Meir in the Middle

Talking the Talk, Part I

Hebrew is different than English. And besides for the obvious difference (or not so obvious: “lethitfasbek” = to Facebook; “pelephone” = telephone; “paaahhhncakes” = pancakes) of pronunciation, the others become pronounced upon seeing how inherent Israel’s Middle Eastern ethos is in its language. Like so inherent I’m going to do this convince you that it is.

When I started yeshiva here in 2008 my hebrew was an ice-cafe’d blend of verbalizations- solid enough to haggle down taxi drivers, melting when put to the test of descriptive conversation. But that all changed when I ordered a bagel one Old City morning.

Meir, pocket Rashi in-hand, chest-puffing in confidence, yo-I-got-this-ordering-in-hebrew-thing-so-down-this-bagel-barista-better-have-brought-her-Aladdin-pants-so-she-summon-a-genie-to-wish-away-the-impending-bicultural-intimidation: Ehhhhhhhh tavi-i li bagel eem shuman bevakasha.

Bonkers Bagels Employee, cracking up, eyes b’emet?-ing: Ein po shuman. Ze nikrah shamenet.
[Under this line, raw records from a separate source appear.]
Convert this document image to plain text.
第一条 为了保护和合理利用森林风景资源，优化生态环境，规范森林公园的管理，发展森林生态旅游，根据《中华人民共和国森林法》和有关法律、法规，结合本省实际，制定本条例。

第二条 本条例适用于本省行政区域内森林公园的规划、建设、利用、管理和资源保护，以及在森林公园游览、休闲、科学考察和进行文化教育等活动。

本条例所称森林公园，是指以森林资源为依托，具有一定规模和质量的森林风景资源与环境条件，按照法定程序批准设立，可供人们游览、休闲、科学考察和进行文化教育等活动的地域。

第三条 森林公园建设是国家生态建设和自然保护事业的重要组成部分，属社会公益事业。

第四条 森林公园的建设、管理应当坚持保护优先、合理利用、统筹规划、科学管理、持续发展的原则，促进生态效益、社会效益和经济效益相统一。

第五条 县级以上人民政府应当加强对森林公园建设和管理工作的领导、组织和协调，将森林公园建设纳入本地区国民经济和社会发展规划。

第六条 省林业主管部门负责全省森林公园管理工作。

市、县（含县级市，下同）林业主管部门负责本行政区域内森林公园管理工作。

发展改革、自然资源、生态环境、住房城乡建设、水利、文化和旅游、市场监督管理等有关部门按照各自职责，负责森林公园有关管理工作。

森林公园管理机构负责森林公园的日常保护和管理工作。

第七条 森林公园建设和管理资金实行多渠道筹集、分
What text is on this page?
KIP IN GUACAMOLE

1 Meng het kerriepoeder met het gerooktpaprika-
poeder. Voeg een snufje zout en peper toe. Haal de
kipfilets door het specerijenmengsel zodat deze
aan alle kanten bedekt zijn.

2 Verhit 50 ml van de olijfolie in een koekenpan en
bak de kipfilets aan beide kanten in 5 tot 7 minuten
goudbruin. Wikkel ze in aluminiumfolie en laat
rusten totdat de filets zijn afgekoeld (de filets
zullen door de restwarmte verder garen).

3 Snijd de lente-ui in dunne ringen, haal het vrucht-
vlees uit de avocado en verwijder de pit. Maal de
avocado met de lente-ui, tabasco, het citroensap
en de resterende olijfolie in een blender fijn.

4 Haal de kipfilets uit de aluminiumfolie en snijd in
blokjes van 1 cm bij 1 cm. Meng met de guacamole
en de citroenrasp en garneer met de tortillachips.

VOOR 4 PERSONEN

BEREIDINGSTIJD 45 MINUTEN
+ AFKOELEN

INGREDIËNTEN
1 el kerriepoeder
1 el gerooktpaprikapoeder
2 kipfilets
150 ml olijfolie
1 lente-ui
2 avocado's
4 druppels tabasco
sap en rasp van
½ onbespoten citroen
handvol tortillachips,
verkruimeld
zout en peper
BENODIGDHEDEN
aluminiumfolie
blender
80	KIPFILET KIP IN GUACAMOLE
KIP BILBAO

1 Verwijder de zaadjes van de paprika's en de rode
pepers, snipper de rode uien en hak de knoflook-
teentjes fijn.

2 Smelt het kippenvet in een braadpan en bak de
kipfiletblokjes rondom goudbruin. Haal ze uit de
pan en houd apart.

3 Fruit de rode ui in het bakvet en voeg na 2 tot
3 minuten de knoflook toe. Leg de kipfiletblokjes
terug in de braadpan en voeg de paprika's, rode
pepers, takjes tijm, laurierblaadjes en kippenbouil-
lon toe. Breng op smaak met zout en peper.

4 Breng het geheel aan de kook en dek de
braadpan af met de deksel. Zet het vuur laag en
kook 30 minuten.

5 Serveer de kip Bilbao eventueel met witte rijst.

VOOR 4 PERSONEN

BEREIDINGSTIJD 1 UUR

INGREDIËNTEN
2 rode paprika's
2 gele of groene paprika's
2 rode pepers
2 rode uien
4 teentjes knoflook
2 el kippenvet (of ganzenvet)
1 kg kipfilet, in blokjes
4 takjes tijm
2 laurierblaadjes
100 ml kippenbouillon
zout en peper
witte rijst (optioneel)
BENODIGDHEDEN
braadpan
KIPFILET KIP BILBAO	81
Meir, turning as red as the Kabbalah string bracelets the guy who thinks he’s Avraham Avinu is giving out next door: Oh. Ha um… yea, that’s what I meant…

Eizeh Fashla.

Shteiging it up circa 2008

Shteiging it up circa 2008

Mortifying as it was, (there were Harova girls there, okay!) ordering fat instead of cream cheese on my bagel effectively opened my eyes to my language capacity (or lack thereof) and I decided to make it my business to master hebrew. I enlisted in hebrew shiurim, spent Thursday afternoons volunteering in Shaare Tzedek’s geriatric ward- where during my first visit one octogenarian told me: “you sound like an idiot” (WELL, MAKING NUANCED OBSERVATIONS ABOUT THE WEATHER AND GARDENING CLOGS FOR AN HOUR IS DIFFICULT IN ANY LANGUAGE, LADY!!!)- and started speaking to any and every Israeli that would listen. In college I read hebrew translations (“קללות שאין עליהן מחילה”– way to make the Unforgivable Curses in Harry Potter sound like something you need to do teshuva on) watched Israeli TV (Ramzor FTW) and accosted my Israeli friends to teach me slang and translate unfamiliar words and expressions (what the hell is kloom b’pita and when would I ever say that besides being mad at a restaurant?)

I stuck with it, and so when I destroyed the army enlistment hebrew test this past year I figured I had a pretty good grasp on this being an Israeli thing. During my first weeks as a soldier, however, I quickly realized that speaking wasn’t enough: I needed to sound and act like an Israeli to be one.